Keseharian kita – termasuk dalam dunia maya – memang masih dipengaruhi post-truth. Era Post-Truth adalah iklim sosial politik di mana objektivitas dan rasionalitas membiarkan emosi atau hasrat memihak ke keyakinan mereka meskipun fakta menunjukkan hal berbeda (J.A. Llorente, dalam Haryatmoko 2017). Biang kerok situasi dan kondisi masyarakat tersebut adalah aktor-aktor politik egois dan penyebar paham doktrin tertentu. Carut-marut itu masih ditambah dengan mereka yang berusaha memanfaatkan media sosial untuk eksis dan berupaya melakukan class passing atau mulai lazim disebut “panjat sosial”. Dari hal remeh-temeh sampai masalah yang membahayakan hidup berbangsa dan bernegara berita bohong makin masif diproduksi.

Untuk mereduksinya selain penegakan UU ITE, upaya literasi digital dan mendorong daya kritis masyarakat, kita perlu menengok kembali kekuatan modal simbolis yang kita miliki. Sudahkah tokoh-tokoh agama dan tokoh-tokoh masyarakat terlibat aktif menghadang problem sedikit-sedikit yang makin membukit itu? Tokoh-tokoh kita perlu turun langsung meramaikan media sosial. Tokoh-tokoh mumpuni berjiwa negarawan tak perlu segan dipandu oleh tim media yang paham dunia online. Perang wacana perlu dinetralisir dengan wacana. Masyarakat kita membutuhkan referensi dari figur yang bijaksana, penuh etika dan jujur. Itu harus bisa diakses melalui media digital.
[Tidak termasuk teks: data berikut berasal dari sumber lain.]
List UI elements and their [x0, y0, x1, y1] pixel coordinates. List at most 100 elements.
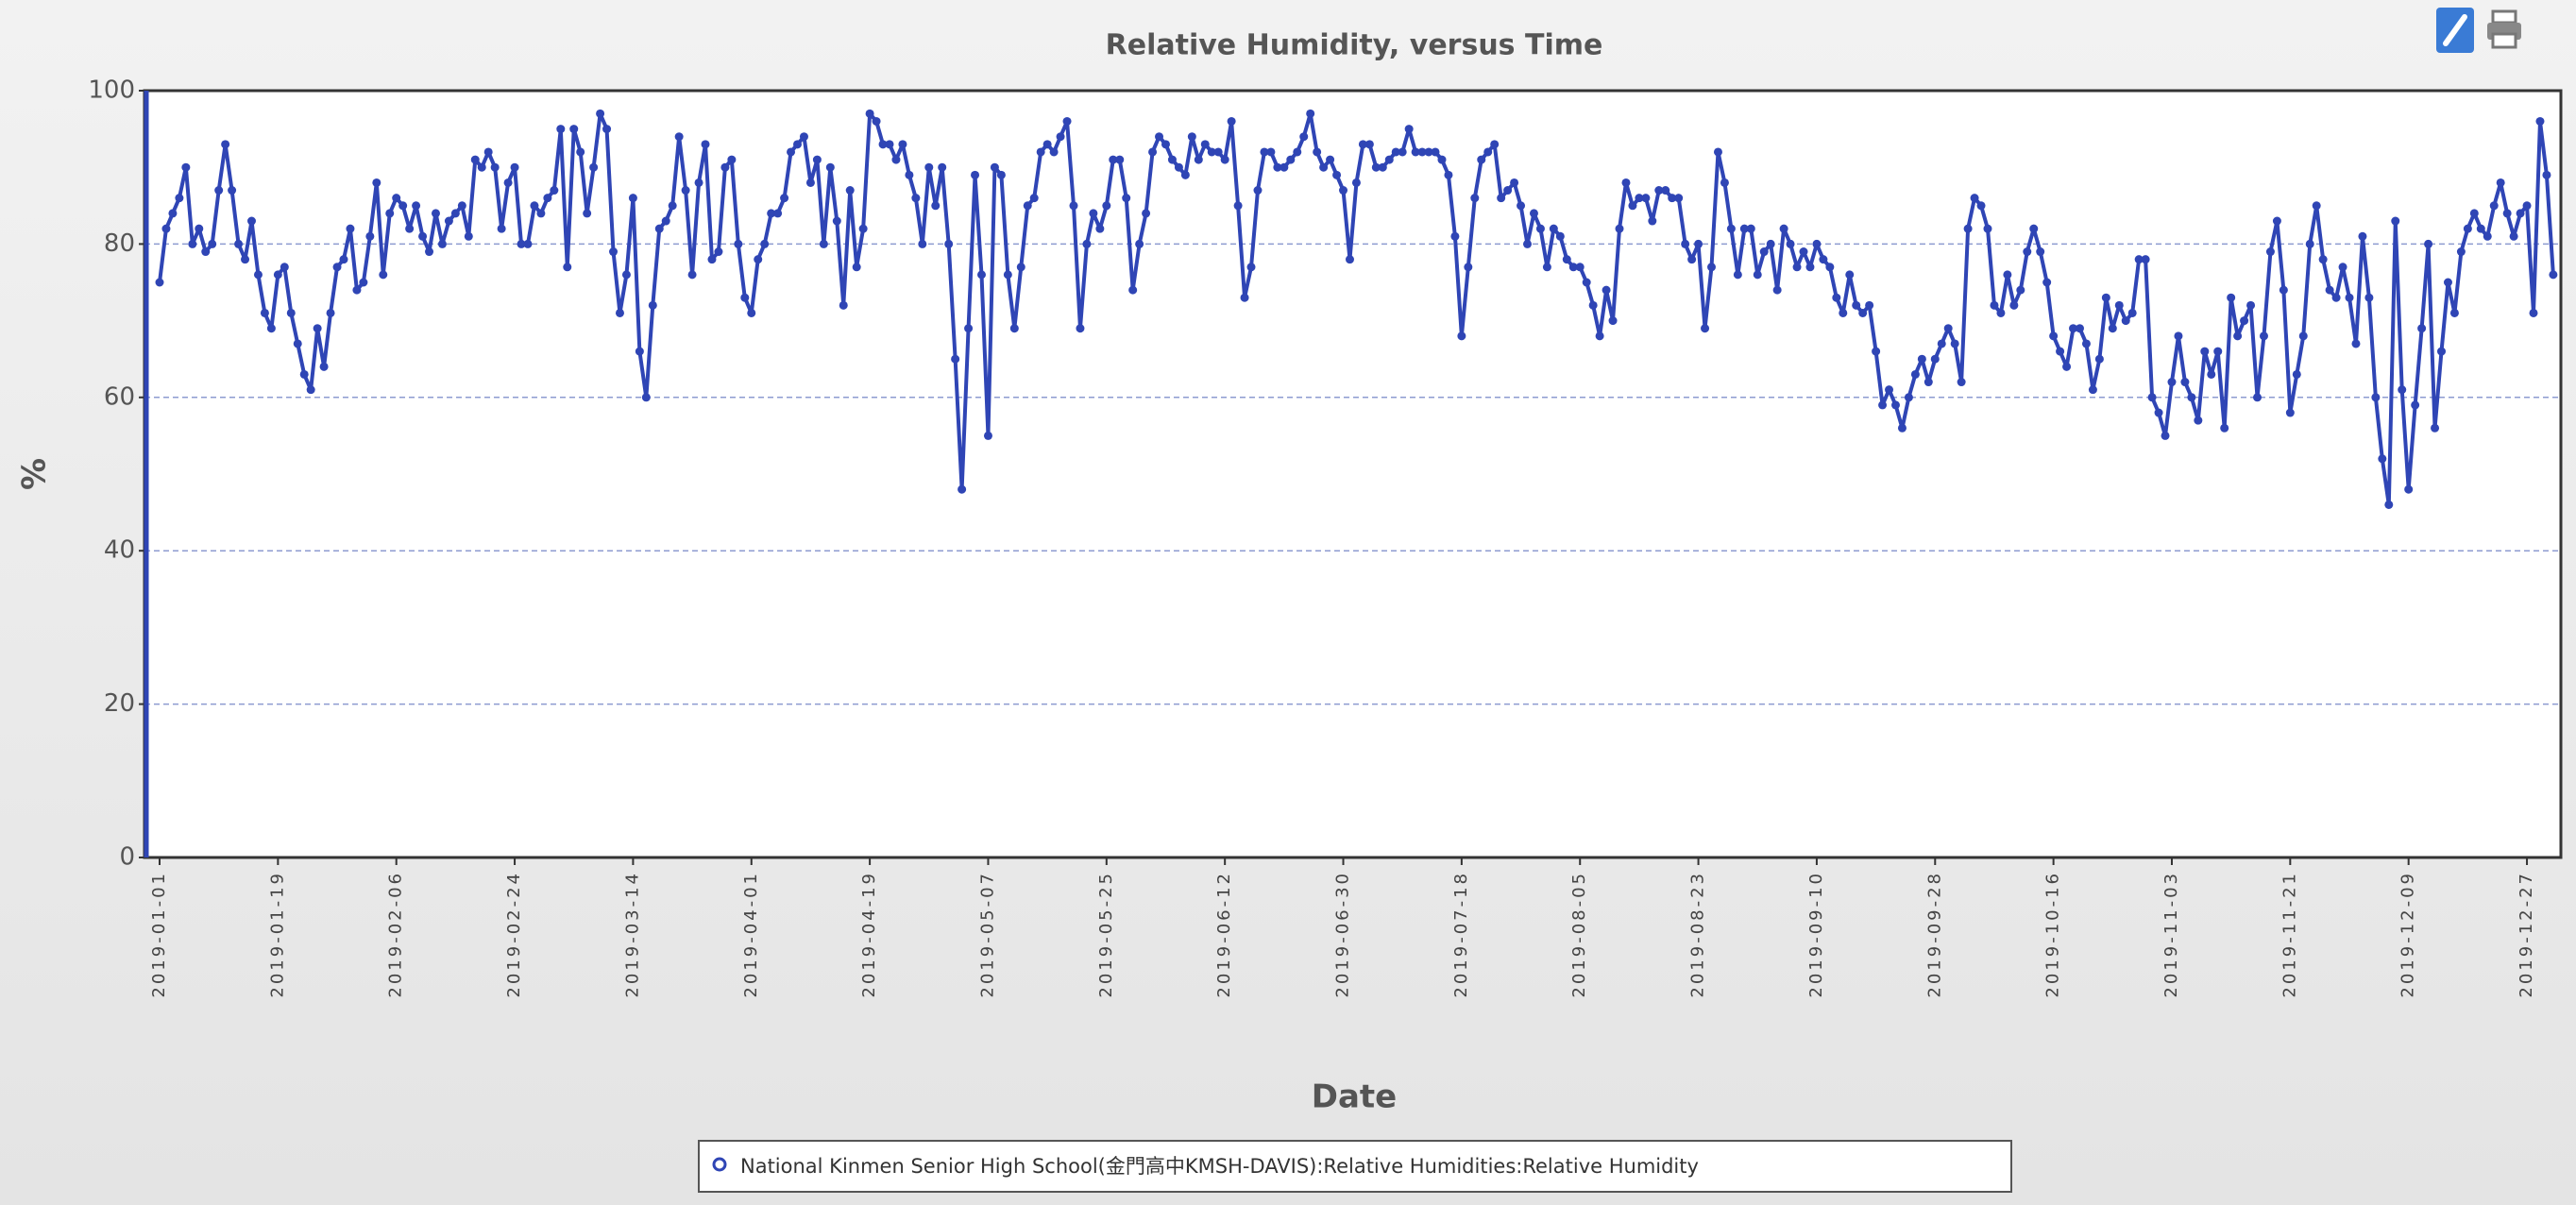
data-point — [1411, 147, 1420, 157]
data-point — [1713, 147, 1722, 157]
data-point — [1845, 270, 1855, 280]
data-point — [931, 201, 941, 211]
data-point — [1464, 263, 1473, 272]
data-point — [1812, 239, 1822, 248]
data-point — [754, 255, 763, 264]
data-point — [457, 201, 466, 211]
data-point — [2174, 331, 2183, 341]
data-point — [1568, 263, 1578, 272]
data-point — [615, 308, 624, 317]
data-point — [1799, 247, 1808, 257]
data-point — [437, 239, 447, 248]
data-point — [2009, 300, 2019, 310]
data-point — [1890, 400, 1900, 410]
print-button[interactable] — [2487, 9, 2521, 49]
x-tick-label: 2019-09-10 — [1806, 871, 1826, 998]
data-point — [497, 224, 506, 233]
data-point — [221, 140, 230, 149]
data-point — [983, 431, 992, 440]
data-point — [1858, 308, 1868, 317]
data-point — [1062, 116, 1072, 126]
data-point — [694, 178, 703, 187]
data-point — [1483, 147, 1493, 157]
data-point — [596, 109, 605, 118]
data-point — [1161, 140, 1170, 149]
data-point — [2023, 247, 2032, 257]
x-tick-label: 2019-12-27 — [2517, 871, 2536, 998]
data-point — [1668, 194, 1677, 203]
data-point — [1358, 140, 1367, 149]
legend-marker — [712, 1157, 727, 1172]
data-point — [543, 194, 552, 203]
data-point — [681, 186, 690, 195]
data-point — [503, 178, 513, 187]
data-point — [2449, 308, 2459, 317]
data-point — [1200, 140, 1210, 149]
data-point — [379, 270, 388, 280]
data-point — [812, 155, 822, 164]
data-point — [2351, 339, 2361, 348]
data-point — [1535, 224, 1545, 233]
data-point — [1865, 300, 1874, 310]
data-point — [1720, 178, 1729, 187]
data-point — [2141, 255, 2150, 264]
data-point — [1766, 239, 1775, 248]
data-point — [2207, 369, 2216, 379]
data-point — [1457, 331, 1466, 341]
data-point — [1135, 239, 1144, 248]
data-point — [2431, 423, 2440, 433]
data-point — [1016, 263, 1025, 272]
data-point — [2081, 339, 2091, 348]
data-point — [891, 155, 901, 164]
data-point — [510, 162, 519, 172]
x-tick-label: 2019-06-30 — [1333, 871, 1353, 998]
data-point — [2483, 231, 2492, 241]
data-point — [1733, 270, 1742, 280]
data-point — [161, 224, 171, 233]
data-point — [1726, 224, 1736, 233]
data-point — [306, 385, 315, 395]
data-point — [938, 162, 947, 172]
data-point — [2358, 231, 2367, 241]
data-point — [201, 247, 211, 257]
data-point — [1970, 194, 1979, 203]
data-point — [1069, 201, 1078, 211]
data-point — [1266, 147, 1276, 157]
data-point — [1102, 201, 1111, 211]
y-tick-label: 80 — [104, 229, 135, 258]
data-point — [2516, 209, 2525, 218]
data-point — [2522, 201, 2532, 211]
data-point — [1608, 316, 1618, 326]
data-point — [2233, 331, 2243, 341]
data-point — [2325, 285, 2334, 295]
data-point — [1897, 423, 1907, 433]
data-point — [1792, 263, 1802, 272]
x-tick-label: 2019-08-05 — [1569, 871, 1589, 998]
data-point — [2062, 362, 2072, 371]
data-point — [1503, 186, 1513, 195]
data-point — [234, 239, 244, 248]
x-tick-label: 2019-02-24 — [504, 871, 524, 998]
x-tick-label: 2019-11-03 — [2161, 871, 2181, 998]
data-point — [2049, 331, 2059, 341]
data-point — [2056, 347, 2065, 356]
data-point — [523, 239, 533, 248]
y-tick-label: 60 — [104, 382, 135, 411]
data-point — [1076, 324, 1085, 333]
data-point — [1384, 155, 1394, 164]
data-point — [1983, 224, 1992, 233]
data-point — [1431, 147, 1440, 157]
data-point — [878, 140, 888, 149]
data-point — [1240, 293, 1249, 302]
data-point — [2042, 278, 2052, 287]
data-point — [661, 216, 670, 226]
y-tick-label: 100 — [88, 76, 135, 105]
data-point — [760, 239, 770, 248]
data-point — [787, 147, 796, 157]
data-point — [195, 224, 204, 233]
data-point — [2364, 293, 2374, 302]
data-point — [2411, 400, 2420, 410]
data-point — [2312, 201, 2321, 211]
data-point — [550, 186, 559, 195]
data-point — [1036, 147, 1045, 157]
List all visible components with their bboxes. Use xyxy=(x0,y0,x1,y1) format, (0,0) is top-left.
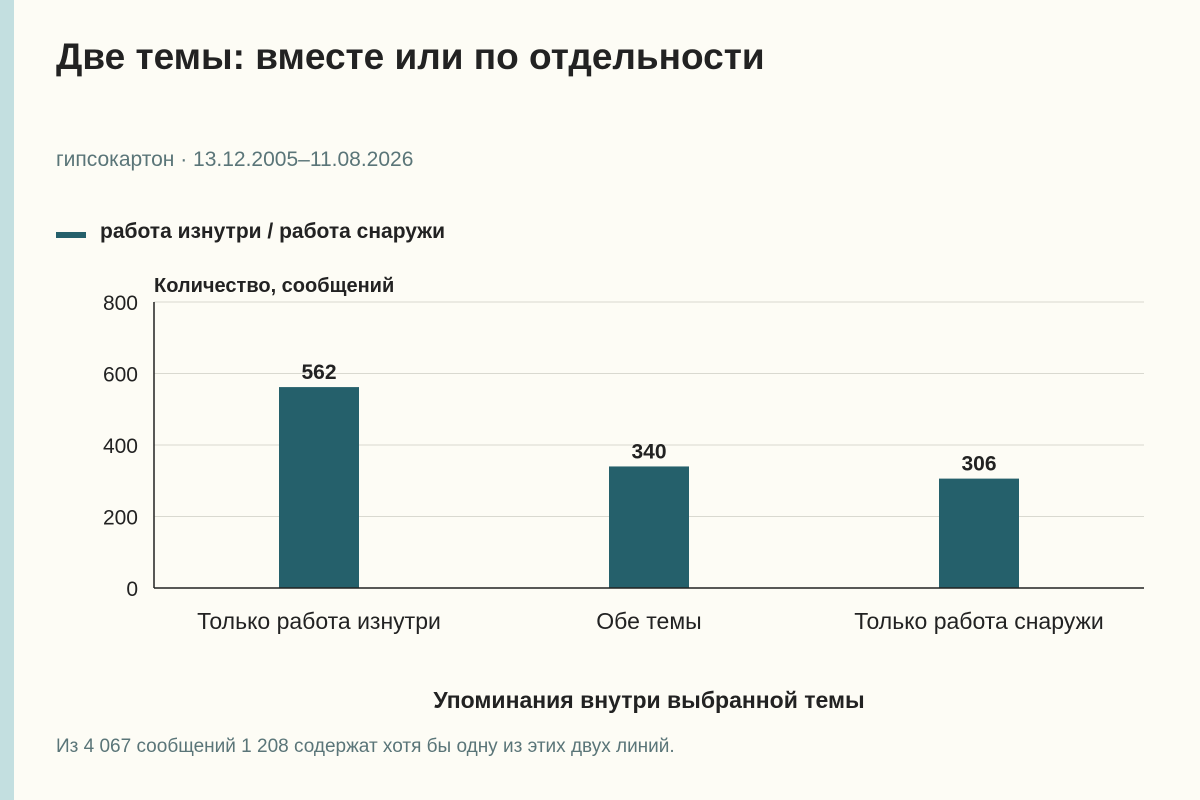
y-tick-label: 200 xyxy=(103,507,138,530)
bar xyxy=(609,466,689,588)
left-accent-stripe xyxy=(0,0,14,800)
legend-label: работа изнутри / работа снаружи xyxy=(100,220,445,243)
y-tick-label: 800 xyxy=(103,292,138,315)
footnote: Из 4 067 сообщений 1 208 содержат хотя б… xyxy=(56,736,675,757)
x-tick-label: Только работа изнутри xyxy=(197,608,441,634)
data-label: 562 xyxy=(301,361,336,384)
x-tick-label: Обе темы xyxy=(596,608,701,634)
page-title: Две темы: вместе или по отдельности xyxy=(56,36,765,77)
y-tick-label: 0 xyxy=(126,578,138,601)
bar xyxy=(279,387,359,588)
y-axis-label: Количество, сообщений xyxy=(154,275,394,297)
legend-swatch xyxy=(56,232,86,238)
bar xyxy=(939,478,1019,588)
y-tick-label: 400 xyxy=(103,435,138,458)
data-labels-layer: 562 340 306 xyxy=(301,361,996,476)
x-axis-ticks: Только работа изнутри Обе темы Только рабо… xyxy=(197,608,1104,634)
data-label: 306 xyxy=(961,453,996,476)
data-label: 340 xyxy=(631,440,666,463)
chart-legend: работа изнутри / работа снаружи xyxy=(56,220,445,244)
bars-layer xyxy=(279,387,1019,588)
y-tick-label: 600 xyxy=(103,364,138,387)
x-tick-label: Только работа снаружи xyxy=(854,608,1103,634)
y-axis-ticks: 0 200 400 600 800 xyxy=(103,292,138,601)
x-axis-label: Упоминания внутри выбранной темы xyxy=(433,687,864,713)
page-subtitle: гипсокартон · 13.12.2005–11.08.2026 xyxy=(56,148,414,171)
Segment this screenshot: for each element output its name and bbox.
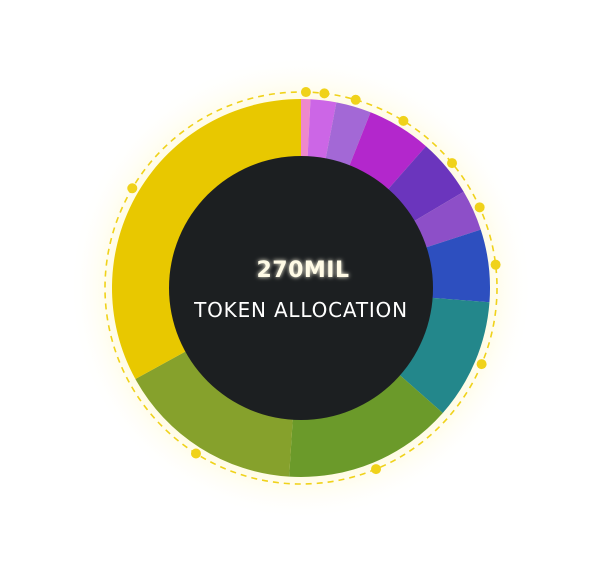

*) Penulis adalah Pengamat Media dan Kajian Budaya

Referensi :

Badan POM, 2020, Serba Covid, Cegah Covid-19, Sehat untuk Semua

Haryatmoko, 2017, Nasionalisme Tribal Menurut Hanah Arendt: Menyingkap Mekanisme Populisme Agama.

Pierre Bourdieu, P., 1984, Distinction A Social Critique of The Judgement of Taste, Havard College and Routledge & Kegan Paul Ltd.